Process-based models, such as Soil and Watershed Assessment Tool (SWAT), can simulate complex processes involved in water, sediment and P movement (Ghebremichael et al., 2010; Gitau et al., 2008) and, therefore, are often used to identify CSAs for BMP implementation at a watershed scale (e.g., Nirula et al., 2013; Shang et al., 2012; Srinavasan et al., 2005; Tripathi et al., 2005; White et al., 2009). SWAT has proven to be an effective tool to identify CSAs, since it incorporates land cover, topography, soil characteristics, rainfall and land-use management, which influence sediment and P transport from source areas to the watershed outlet (White et al., 2009). The SWAT model has been often used to evaluate the impact of BMPs to obtain intended water quality benefits (Arabi et al., 2008; Ulrich and Volk, 2009). For example, Mankin et al. (2013) used SWAT to simulate the effect of different tillage practices on sediment loss in the Black Kettle Creek watershed in south central Kansas.

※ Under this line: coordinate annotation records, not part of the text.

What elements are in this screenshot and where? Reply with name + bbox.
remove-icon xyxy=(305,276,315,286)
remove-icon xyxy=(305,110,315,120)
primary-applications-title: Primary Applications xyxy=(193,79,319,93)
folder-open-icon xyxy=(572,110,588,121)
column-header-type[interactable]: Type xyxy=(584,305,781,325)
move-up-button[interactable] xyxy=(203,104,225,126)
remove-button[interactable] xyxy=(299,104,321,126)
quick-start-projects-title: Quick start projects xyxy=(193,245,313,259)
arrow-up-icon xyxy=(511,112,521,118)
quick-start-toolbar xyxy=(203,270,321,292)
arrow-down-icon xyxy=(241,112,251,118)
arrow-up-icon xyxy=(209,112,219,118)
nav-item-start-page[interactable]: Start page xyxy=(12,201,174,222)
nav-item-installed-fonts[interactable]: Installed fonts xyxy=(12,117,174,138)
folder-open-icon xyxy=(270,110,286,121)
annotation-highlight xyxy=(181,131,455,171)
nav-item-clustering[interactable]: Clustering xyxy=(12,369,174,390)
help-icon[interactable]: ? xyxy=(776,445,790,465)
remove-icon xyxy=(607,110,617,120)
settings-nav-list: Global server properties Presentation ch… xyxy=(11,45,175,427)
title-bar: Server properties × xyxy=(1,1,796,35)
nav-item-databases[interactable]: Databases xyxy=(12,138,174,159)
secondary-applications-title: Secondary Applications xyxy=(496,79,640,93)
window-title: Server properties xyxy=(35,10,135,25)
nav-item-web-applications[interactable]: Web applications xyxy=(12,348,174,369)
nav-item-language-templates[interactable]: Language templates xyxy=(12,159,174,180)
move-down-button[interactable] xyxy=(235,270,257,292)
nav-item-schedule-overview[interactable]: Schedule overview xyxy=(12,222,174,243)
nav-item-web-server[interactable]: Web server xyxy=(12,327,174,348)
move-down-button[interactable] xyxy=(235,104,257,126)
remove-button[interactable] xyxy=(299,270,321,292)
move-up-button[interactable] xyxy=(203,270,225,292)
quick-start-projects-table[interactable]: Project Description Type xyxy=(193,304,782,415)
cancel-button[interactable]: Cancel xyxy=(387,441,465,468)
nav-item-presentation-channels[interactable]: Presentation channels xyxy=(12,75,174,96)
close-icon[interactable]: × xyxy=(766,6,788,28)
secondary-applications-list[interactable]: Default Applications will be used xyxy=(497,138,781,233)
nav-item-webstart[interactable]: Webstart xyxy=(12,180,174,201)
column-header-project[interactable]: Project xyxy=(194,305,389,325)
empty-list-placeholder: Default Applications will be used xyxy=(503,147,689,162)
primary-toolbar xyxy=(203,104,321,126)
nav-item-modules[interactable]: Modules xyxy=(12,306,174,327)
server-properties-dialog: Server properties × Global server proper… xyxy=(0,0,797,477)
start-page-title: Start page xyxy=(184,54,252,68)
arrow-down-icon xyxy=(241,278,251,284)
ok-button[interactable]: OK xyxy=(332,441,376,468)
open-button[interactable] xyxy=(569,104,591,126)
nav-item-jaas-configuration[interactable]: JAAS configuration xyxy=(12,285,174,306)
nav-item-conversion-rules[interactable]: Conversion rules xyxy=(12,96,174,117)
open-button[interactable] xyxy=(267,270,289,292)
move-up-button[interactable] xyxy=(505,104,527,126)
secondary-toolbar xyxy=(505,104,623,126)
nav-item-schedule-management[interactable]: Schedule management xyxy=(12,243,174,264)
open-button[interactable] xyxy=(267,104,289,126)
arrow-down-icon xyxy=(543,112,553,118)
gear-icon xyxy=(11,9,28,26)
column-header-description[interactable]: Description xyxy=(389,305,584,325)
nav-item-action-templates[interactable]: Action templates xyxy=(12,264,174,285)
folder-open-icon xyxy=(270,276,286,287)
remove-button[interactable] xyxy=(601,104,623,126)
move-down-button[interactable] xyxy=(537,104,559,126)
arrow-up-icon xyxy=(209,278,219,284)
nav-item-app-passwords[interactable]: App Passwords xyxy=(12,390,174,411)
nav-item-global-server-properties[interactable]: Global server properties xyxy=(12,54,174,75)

Similarly, Kirsch et al. (2002) used SWAT to assess the impact of tillage and nutrient management on sediment and P losses in the Rock River watershed in south-central and eastern Wisconsin. Previous studies indicate that SWAT can be successfully used to identify CSAs and simulate the impact of BMPs on reduction in sediment and TP load.
Project objectives:
(1) Identify CSAs for sediment and TP at the subwatershed level; (2) Evaluate the impact of cropland conversion to conservation reserve program (CRP) grasslands and effect of implementing no-till practices on sediment and TP loads at the subwatershed and watershed scale.